Tensie Whelan is Distinguished Professor of Practice at NYU Stern School of Business. Her 25 year career spans journalism, environmental nonprofits, and academia, and she's dedicated to proving that sustainability drives financial value. In this episode, she joins Jenn to explain why we need to reframe decarbonisation as innovation. The transformation toward sustainability creates opportunities to invent completely new products and processes that are better and cheaper.
Measure the Money You're Not Spending
Finance teams track what companies spend, but they don't track what companies avoid spending. For example, Tensie described a case where a medical device company refurbished equipment instead of buying new and saved $3.5 million a year. These are significant savings, but most companies never add them up because they're focused on costs going out, not costs that never happen.
Focus on What You're Actually Doing, Not What You Say You'll Do
ESG reporting asks if companies have policies and training programmes. It doesn't ask if those policies really work or make money. The ROSI framework looks at specific actions instead. When an automotive company started tracking what they actually did with waste, like recycling paint solvent, they found they were making $235 million a year from practices they'd written off as compliance costs.

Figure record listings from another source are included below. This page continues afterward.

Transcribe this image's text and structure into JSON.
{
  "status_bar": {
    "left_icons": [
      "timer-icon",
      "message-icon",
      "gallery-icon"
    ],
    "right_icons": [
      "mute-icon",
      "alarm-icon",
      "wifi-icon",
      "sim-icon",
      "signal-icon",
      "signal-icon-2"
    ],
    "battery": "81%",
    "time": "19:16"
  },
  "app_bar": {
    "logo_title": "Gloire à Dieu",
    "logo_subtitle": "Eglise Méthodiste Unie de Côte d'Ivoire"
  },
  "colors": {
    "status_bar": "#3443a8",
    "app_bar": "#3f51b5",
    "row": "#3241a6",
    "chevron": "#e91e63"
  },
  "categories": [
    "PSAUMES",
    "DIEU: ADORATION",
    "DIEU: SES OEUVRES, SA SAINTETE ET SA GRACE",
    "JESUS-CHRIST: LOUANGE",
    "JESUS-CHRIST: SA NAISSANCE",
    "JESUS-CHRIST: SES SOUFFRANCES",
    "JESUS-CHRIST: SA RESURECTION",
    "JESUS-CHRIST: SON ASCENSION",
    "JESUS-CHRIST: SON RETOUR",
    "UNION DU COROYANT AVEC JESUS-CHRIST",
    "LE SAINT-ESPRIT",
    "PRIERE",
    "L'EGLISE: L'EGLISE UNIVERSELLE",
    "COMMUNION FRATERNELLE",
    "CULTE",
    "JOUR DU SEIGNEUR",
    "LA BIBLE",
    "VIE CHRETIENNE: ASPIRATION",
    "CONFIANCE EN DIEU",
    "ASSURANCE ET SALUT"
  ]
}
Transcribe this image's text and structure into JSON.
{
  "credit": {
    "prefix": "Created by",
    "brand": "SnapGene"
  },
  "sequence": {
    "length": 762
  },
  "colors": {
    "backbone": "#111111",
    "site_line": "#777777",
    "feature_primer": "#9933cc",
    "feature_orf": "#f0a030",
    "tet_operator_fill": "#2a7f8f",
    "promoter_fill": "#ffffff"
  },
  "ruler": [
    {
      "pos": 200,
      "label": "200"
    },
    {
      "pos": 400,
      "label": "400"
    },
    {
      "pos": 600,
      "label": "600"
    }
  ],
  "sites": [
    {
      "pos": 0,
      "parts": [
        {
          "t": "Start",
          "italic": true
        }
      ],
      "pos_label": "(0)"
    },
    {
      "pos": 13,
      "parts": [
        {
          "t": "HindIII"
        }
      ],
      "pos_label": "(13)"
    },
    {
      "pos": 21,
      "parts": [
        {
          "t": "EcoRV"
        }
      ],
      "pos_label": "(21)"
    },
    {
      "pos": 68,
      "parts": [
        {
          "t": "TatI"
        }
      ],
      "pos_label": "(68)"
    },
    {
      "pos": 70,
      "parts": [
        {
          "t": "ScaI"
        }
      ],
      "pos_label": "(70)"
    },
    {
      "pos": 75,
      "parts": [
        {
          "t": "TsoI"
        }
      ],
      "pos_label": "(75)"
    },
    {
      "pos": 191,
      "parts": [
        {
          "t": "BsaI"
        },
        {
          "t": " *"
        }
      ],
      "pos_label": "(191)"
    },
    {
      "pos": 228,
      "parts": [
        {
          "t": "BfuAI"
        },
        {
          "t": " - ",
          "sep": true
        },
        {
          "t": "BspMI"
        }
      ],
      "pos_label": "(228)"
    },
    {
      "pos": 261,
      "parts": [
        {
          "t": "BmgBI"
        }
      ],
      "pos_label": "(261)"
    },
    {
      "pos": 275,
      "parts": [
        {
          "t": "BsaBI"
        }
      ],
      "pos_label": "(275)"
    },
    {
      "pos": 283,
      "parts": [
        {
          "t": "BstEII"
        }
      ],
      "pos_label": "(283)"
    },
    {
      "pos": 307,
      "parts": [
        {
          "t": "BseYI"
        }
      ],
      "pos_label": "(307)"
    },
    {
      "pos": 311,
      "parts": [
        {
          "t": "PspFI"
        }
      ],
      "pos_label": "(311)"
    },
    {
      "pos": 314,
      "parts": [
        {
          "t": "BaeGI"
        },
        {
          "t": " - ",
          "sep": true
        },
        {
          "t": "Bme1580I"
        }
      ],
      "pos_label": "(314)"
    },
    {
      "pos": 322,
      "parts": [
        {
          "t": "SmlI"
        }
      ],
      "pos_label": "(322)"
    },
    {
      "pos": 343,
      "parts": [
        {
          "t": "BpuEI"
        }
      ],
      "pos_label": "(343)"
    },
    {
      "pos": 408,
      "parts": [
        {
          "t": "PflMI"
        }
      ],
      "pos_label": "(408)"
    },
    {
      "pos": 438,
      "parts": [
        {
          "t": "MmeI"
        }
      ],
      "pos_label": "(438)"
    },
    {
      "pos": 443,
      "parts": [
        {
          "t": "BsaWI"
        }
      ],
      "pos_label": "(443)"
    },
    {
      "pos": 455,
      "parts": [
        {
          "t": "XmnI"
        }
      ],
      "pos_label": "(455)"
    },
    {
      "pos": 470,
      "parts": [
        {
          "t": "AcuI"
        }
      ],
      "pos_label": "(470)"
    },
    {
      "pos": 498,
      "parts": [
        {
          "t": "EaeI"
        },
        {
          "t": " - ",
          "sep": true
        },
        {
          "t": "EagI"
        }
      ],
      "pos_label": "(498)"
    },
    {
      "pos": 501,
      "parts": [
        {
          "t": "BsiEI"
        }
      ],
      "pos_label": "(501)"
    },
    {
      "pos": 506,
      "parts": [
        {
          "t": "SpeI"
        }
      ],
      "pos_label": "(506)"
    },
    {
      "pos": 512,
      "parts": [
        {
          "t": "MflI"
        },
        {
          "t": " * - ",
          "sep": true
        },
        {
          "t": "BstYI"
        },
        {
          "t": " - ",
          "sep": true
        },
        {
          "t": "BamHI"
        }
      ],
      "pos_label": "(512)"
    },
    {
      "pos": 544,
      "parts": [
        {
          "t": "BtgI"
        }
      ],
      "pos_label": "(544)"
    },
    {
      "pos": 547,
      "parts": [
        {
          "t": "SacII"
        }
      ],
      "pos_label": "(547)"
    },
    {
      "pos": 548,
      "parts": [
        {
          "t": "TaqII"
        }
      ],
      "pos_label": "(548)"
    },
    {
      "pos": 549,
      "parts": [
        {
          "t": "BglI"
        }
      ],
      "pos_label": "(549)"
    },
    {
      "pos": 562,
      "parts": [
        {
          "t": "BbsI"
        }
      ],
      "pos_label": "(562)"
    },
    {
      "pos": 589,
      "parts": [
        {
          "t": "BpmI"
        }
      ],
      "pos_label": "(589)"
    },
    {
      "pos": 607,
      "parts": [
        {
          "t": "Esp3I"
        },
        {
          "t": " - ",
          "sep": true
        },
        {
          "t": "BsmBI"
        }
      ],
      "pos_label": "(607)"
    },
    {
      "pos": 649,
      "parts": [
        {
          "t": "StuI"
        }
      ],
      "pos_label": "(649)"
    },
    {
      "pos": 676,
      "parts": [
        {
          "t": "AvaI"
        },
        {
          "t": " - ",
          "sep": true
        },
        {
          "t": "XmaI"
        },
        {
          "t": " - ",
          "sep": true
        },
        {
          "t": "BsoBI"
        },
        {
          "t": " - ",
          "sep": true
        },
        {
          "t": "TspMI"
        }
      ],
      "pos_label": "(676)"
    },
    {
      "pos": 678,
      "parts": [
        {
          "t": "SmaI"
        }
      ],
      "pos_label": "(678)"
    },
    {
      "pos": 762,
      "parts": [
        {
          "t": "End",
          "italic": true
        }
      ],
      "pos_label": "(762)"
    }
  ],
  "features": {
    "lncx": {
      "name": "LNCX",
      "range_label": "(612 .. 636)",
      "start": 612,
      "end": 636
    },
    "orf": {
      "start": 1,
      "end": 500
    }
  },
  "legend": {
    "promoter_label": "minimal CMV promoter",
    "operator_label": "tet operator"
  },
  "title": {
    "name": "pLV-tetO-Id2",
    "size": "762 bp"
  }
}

Installing LED lighting doesn't just cut energy bills - it reduces maintenance costs by 50% and boosts productivity because people can see better. Track the actions, not the paperwork.
Reframe Sustainability as Innovation
The transformation toward sustainability creates massive innovation opportunities across B2B and B2C markets. Rather than talking about decarbonisation or emissions reduction, companies should focus on innovating new processes, products, and services. They’re more effective and cheaper.